VarLenRec dramatically reduces semantic ID collision rates (from 12.7% for fixed-length to 3.2% with variable-length on average) and accelerates both training (by 15.8%) and inference (by 19.3%) relative to prior state-of-the-art, owed to the fact that popular items dominate interaction frequency and are encoded with much shorter sequences.
Detailed ablation studies underscore the importance of each architectural component:
- Ablating length cost or replacing the soft controller with hard assignment harms performance, indicating that content-adaptive, differentiable length selection is crucial.
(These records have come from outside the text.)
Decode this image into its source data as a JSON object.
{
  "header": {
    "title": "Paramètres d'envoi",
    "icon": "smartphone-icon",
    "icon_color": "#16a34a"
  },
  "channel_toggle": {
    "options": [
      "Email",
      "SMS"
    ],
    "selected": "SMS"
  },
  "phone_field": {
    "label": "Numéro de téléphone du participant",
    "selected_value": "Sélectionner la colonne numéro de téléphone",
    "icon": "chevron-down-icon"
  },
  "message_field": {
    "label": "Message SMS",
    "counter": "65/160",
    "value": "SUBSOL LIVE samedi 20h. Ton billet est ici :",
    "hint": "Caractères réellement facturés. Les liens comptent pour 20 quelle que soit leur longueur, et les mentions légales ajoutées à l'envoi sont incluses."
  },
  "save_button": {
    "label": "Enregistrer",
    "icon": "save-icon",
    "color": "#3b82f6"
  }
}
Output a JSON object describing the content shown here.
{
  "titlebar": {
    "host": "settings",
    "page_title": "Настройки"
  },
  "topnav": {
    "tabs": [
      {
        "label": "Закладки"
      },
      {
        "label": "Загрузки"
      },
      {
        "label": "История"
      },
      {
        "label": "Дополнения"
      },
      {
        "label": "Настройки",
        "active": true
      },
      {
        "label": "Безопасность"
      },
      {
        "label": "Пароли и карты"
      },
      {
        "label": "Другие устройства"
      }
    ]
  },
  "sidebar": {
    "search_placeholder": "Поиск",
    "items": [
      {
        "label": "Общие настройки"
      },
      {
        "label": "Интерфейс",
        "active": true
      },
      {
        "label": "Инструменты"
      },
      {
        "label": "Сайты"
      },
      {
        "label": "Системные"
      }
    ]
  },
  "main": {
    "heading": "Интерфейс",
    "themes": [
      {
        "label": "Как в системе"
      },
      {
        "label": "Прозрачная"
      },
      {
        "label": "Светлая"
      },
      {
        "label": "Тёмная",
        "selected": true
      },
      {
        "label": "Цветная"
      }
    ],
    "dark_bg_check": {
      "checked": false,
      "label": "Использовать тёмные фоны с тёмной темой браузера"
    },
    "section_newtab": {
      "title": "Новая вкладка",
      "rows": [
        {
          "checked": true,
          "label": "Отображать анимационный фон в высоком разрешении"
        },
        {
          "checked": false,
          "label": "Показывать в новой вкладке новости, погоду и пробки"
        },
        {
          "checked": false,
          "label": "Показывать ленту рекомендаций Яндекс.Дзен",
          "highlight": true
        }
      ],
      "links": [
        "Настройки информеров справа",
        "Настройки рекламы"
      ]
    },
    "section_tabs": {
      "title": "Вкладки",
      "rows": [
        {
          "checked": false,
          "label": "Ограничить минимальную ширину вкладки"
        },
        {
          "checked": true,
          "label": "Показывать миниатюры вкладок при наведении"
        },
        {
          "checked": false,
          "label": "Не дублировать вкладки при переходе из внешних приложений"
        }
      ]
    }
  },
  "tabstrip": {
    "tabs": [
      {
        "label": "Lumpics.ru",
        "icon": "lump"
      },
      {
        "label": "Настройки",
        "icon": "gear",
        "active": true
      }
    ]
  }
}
- Replacing hyperbolic quantization with Euclidean degrades accuracy by 6–7%, confirming the geometric argument for hyperbolic capacity.
- Removing downstream inference strategies leads to substantial retrieval errors and further loss in accuracy, verifying that practical adoption necessitates comprehensive integration support.
Implications and Future Directions
This work provides compelling evidence that encoding capacity heterogeneity is a critical, previously neglected axis in generative recommendation. The demonstration of the Popularity-Length Paradox and the associated theoretical solution via PIBA can be expected to generalize to other discrete representation learning tasks exhibiting long-tail effects.
From a practical standpoint, the reduction in ID length for popular items brings significant computational and latency gains, directly addressing efficiency bottlenecks for large-scale recommender systems without sacrificing—and, indeed, improving—accuracy on tail items.
On the theoretical side, the use of hyperbolic geometry for adaptive-capacity semantic tokenization sets a precedent for combining geometric prior structure with information-theoretic foundations in representation learning.
Potential future extensions include:
- Multimodal or cross-domain variable-length tokenization, capturing even richer semantic diversity.
- Adaptive allocation strategies informed by domain, category, temporal dynamics, or user group characteristics, not just popularity.
- Synergetic integration with foundation models and emerging LLM architectures, where compatibility and compositionality of semantic tokens may bring further performance and generalization gains.
Conclusion
The paper convincingly shows that variable-length semantic tokenization—guided by theoretical information budget allocation and operationalized in hyperbolic space—substantially improves the accuracy, uniqueness, and efficiency of generative recommender systems. The VarLenRec framework systematically addresses the challenges introduced by heterogeneity in item popularity and lays groundwork for future research on adaptive, information-efficient representation learning in large-scale AI systems.